Times have changed -- and attitudes, economies and outlooks -- since the Poppers rocked the Plains from Canada to Texas, including western Oklahoma. Just how much might be gauged Wednesday when the Poppers return to Oklahoma to update the situation and their thinking.
Frank Popper, a land-use planner at Rutgers University, and Deborah, his wife and a geographer at the City University of New York's College of Staten Island, will present a public lecture and question-and-answer period starting at 4 p.m. Wednesday at the National Weather Center at the University of Oklahoma in Norman.
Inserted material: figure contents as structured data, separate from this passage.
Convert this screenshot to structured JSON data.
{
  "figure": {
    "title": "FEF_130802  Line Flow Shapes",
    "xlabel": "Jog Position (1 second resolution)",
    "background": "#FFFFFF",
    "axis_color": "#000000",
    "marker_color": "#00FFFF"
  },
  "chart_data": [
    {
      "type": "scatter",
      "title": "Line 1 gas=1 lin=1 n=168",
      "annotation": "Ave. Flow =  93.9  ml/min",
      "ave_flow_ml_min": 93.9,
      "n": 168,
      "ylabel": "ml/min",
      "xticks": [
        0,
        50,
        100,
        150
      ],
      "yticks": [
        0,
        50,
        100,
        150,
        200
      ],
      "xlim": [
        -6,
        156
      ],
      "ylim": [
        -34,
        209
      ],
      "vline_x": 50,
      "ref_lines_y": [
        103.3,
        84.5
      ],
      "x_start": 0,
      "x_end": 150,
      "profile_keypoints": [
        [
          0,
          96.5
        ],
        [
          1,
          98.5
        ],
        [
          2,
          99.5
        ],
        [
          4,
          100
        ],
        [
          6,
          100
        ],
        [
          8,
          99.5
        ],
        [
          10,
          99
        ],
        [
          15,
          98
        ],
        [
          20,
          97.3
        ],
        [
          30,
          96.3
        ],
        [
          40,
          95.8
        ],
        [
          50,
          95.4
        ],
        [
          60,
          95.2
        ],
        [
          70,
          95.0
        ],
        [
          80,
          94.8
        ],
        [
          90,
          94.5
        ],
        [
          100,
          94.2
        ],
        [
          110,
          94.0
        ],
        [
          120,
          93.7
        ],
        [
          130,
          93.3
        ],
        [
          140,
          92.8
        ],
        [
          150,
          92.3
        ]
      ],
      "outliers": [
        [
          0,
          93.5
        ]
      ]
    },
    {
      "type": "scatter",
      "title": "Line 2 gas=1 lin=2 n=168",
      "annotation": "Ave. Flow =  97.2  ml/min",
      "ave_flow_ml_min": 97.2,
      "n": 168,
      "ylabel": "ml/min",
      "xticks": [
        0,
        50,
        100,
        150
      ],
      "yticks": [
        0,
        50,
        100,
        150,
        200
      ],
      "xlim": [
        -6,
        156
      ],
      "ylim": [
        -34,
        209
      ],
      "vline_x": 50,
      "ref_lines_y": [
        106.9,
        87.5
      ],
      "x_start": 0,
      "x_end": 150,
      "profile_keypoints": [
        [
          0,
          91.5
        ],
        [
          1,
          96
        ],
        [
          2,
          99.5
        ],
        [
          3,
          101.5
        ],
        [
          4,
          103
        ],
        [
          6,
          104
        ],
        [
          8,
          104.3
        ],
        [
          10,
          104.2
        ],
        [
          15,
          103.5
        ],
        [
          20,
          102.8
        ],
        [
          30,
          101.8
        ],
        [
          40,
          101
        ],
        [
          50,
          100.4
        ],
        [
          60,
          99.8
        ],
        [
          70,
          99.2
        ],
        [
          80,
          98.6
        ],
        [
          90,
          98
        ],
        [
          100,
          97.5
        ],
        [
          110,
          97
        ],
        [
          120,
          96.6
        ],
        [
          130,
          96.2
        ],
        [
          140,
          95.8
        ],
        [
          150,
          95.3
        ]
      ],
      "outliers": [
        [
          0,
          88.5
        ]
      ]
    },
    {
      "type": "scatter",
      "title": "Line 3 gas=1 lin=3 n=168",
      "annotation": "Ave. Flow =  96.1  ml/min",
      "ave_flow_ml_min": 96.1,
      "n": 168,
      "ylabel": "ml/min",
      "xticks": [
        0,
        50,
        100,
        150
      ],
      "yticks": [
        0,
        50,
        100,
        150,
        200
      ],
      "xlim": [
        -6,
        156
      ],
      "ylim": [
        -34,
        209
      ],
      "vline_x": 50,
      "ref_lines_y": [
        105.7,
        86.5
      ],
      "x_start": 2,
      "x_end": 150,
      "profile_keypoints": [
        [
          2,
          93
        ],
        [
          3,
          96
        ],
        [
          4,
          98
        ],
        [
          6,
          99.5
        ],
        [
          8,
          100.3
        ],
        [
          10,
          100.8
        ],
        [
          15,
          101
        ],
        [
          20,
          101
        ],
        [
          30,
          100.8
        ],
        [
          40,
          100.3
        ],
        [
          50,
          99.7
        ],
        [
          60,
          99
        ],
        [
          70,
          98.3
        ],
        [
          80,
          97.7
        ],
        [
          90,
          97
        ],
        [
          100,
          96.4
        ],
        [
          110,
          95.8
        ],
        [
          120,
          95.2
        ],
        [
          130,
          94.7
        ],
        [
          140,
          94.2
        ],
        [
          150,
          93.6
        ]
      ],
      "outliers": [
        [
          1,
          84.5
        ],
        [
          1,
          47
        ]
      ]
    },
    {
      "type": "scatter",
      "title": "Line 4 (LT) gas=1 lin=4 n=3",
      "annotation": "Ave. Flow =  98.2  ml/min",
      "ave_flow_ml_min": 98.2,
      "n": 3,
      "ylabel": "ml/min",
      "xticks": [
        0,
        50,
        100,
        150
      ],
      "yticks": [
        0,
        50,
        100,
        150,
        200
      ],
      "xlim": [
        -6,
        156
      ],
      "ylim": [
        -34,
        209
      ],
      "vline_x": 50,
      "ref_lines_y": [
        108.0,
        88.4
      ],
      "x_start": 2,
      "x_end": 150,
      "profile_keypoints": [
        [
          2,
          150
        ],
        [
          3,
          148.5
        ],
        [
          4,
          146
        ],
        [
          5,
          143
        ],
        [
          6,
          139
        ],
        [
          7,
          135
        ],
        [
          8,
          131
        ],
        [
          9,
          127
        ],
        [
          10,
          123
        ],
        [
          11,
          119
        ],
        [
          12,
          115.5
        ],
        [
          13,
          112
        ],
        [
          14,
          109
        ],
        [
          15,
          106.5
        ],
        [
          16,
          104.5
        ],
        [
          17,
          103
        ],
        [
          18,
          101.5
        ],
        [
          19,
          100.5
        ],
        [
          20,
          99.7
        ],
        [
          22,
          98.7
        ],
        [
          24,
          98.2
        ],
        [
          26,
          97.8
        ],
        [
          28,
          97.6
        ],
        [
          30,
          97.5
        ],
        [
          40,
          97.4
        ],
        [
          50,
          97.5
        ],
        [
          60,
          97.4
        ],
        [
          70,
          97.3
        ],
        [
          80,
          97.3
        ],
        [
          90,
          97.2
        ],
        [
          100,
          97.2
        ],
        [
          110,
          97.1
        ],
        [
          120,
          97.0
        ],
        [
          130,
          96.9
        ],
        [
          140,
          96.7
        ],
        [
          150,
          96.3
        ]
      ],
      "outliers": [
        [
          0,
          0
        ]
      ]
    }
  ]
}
A reception will follow from 5 to 6 p.m. Wednesday. The center is at 120 David L Boren Blvd., at the corner of Jenkins Avenue and State Highway 9.
The lecture title: "The Buffalo Commons in the Twenty-First Century."
The Poppers will talk about "how the Great Plains, including Oklahoma, is in environmental crisis," according to a press release from OU's College of Atmospheric Geographic Sciences, which is playing host. "They hope to stimulate discussions on how to radically change land-use practices now and for future generations."
The Poppers were met with ridicule and hostility after an academic paper they coauthored in 1987 became news -- and the talk of farmers coops, coffee shops and opinion columns across the Plains states. The article, "The Great Plains: From Dust to Dust," appeared in the December 1987 issue of Planning magazine. The subtitle: "A daring proposal for dealing with an inevitable disaster."
The Poppers proposed that policy-makers work with landowners and conservationists to reclaim the Great Plains and create a "Buffalo Commons" -- an open range in the public domain harking to the days before white settlement, when Indian tribes did hold land in common.
The Poppers lectured in Oklahoma City and Norman in 1990.
"We're looking forward to coming back. In 1990 everyone in Oklahoma was very polite about our work, but clearly pained and annoyed about it too," Frank Popper said Friday. "In the last 10 years or so, attitudes elsewhere have softened a bit after the continuing census results, groundwater losses, rising farm subsidies, possibilities of climate change, not much of an acknowledged factor in 1990.
"People recognize a kernel of truth in what we are saying, but they don't necessarily agree that the Buffalo Commons or some version of it is the solution. Over the years the Buffalo Commons has been interpreted in an extraordinary number of ways. Sometimes they see that Deborah and I have put our finger on a problem, but have a way out that is wildly different from any possible interpretation of the Buffalo Commons. But we're really curious about what the Oklahoma reactions will be. And no matter what they are, we are hoping for and anticipating a vigorous discussion all around."